This is an asset-backed security that we were never meant to hear about until the Summer of 2007 when previously rich traders couldn't sell them to each other for love nor money.
Essentially, with a CDO a debt is broken down into little pieces and repackaged and sold on in senior and junior debt tranches, rated AAA though BB to unrated equity (that is, high risk).
If anything goes wrong senior debt gets repaid before junior debt. Typically, senior debt, being less risky, has a lower yield and is considered a safer bet. (Remember, it's all a bet, however good their suit and however white their smile.)
More interestingly - or panic-inducing if you are exposed to these leveraged instruments - is that the value of many CDO's are unknown to both the holder and the seller because of their intricate constituent parts. They are, afterall, comprised of bits of loans from all over the markets. Obviously, because people are lazy and loathe to expose their own ignorance, this all goes unquestioned for the most part. For which read "whilst everybody is making money". Except that at some stage the markets head South. And then the finger pointing begins.

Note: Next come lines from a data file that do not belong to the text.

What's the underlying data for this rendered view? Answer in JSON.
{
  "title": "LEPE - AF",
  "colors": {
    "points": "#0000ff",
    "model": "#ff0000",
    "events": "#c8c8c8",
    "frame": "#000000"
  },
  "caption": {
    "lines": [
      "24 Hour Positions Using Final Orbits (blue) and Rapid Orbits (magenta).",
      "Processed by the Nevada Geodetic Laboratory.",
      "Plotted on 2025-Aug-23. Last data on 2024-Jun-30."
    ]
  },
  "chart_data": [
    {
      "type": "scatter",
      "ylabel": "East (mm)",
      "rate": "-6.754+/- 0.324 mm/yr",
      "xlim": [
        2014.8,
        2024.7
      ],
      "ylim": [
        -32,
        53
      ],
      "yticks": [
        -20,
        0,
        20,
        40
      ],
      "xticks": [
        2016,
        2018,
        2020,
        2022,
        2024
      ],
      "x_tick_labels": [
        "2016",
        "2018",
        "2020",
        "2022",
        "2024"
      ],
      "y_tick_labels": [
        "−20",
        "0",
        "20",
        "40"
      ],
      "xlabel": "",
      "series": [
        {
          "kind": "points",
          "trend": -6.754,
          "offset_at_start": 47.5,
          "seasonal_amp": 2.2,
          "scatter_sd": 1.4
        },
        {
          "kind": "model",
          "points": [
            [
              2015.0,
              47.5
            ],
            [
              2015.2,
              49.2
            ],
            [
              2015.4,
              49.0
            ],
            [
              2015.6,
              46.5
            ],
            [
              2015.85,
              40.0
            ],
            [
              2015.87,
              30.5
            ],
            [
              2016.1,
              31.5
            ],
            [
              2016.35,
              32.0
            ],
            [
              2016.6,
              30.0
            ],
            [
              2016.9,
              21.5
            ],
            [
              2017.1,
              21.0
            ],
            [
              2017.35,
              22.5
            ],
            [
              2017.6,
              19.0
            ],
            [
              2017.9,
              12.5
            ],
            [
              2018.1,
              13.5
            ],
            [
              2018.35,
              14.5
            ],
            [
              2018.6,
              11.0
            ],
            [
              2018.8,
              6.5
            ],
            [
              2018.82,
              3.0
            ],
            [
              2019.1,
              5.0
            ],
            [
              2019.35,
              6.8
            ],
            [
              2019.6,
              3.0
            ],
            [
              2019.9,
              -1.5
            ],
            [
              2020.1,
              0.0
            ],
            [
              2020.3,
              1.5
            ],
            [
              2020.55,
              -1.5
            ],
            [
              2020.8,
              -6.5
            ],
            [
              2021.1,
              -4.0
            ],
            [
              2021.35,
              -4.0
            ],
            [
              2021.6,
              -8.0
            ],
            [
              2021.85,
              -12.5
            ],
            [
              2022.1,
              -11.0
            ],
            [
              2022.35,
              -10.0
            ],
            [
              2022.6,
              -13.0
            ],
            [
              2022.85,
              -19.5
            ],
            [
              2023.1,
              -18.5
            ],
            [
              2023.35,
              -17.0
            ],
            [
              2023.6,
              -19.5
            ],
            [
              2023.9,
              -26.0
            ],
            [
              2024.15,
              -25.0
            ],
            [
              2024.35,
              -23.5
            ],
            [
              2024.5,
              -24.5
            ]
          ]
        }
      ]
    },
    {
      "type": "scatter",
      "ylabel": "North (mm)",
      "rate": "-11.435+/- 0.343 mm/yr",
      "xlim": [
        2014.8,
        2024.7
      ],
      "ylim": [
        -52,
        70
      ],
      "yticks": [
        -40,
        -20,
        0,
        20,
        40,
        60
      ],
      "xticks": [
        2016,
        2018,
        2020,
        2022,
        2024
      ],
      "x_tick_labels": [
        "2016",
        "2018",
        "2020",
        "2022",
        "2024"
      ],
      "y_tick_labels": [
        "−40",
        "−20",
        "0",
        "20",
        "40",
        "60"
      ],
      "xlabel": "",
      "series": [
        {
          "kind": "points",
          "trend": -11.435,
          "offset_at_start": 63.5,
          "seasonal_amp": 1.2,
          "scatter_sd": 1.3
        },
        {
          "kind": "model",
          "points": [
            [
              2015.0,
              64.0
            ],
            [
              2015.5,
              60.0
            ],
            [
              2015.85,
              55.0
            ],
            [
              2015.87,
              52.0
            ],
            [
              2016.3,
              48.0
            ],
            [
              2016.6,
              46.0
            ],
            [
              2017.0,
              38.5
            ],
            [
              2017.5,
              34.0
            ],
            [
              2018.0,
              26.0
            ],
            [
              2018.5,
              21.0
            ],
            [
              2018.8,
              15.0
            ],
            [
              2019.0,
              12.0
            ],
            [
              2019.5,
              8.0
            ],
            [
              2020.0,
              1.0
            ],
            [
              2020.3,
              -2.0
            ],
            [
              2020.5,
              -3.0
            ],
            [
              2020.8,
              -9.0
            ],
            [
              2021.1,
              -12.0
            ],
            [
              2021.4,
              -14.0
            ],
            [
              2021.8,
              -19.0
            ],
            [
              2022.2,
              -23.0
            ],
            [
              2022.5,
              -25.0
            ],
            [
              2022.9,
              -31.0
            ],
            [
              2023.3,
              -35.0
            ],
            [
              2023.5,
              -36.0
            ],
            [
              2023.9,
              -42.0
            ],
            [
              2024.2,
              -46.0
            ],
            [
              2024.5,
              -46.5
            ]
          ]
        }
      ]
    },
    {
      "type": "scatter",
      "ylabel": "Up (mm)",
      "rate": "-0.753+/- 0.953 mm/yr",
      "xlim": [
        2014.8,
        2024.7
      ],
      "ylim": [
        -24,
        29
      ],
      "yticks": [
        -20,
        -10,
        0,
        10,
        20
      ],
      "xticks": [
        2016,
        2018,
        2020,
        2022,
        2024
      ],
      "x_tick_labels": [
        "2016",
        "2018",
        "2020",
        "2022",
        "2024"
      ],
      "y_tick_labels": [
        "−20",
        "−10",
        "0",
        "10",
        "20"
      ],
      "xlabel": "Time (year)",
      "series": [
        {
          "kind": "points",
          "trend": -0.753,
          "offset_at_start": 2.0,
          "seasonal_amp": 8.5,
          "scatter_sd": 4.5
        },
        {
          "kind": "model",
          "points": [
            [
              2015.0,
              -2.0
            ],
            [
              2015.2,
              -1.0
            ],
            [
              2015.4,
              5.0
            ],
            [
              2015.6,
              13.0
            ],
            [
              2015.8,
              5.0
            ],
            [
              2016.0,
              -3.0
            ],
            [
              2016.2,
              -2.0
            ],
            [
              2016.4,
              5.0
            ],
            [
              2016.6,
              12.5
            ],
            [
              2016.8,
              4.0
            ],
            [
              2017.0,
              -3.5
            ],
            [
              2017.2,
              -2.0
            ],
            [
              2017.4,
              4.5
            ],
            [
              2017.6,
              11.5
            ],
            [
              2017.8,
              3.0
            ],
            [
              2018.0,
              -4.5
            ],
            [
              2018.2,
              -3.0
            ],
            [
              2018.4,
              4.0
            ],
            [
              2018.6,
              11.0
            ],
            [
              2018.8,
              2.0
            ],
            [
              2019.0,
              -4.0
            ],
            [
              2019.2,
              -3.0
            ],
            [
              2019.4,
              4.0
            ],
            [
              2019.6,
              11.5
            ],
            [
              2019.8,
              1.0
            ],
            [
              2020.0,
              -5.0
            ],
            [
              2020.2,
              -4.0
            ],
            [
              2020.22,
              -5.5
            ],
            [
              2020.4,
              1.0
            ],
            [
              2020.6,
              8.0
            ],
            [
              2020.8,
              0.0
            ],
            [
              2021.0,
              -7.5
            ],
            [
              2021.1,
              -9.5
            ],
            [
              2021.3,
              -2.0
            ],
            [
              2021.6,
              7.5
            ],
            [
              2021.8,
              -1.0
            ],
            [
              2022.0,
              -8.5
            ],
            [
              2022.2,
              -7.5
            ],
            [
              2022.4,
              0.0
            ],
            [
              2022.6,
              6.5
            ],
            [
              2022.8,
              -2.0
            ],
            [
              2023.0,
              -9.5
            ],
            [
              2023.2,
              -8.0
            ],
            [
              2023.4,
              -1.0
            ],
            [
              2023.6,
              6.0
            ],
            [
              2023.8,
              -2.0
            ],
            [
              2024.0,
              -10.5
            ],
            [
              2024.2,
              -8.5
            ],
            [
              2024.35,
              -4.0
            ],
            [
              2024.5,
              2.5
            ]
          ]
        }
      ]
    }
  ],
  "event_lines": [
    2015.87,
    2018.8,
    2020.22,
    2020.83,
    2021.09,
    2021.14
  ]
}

When markets become shaky - as they were in the Summer of 2007 - everybody tries to offload the undesirable CDO's except nobody wants to buy them. So they are instead forced to sell their higher quality holdings, blue chip shares and the such. As a consequence other markets begin to fall and the cause of the fuss - CDO's - are downgraded yet again and even more holdings need to be sold. And thus the vicious spiral continues until everybody wakes up to the fact that the markets are just one big casino and the loss of one spin of the wheel shouldn't be a cause for mass hysteria.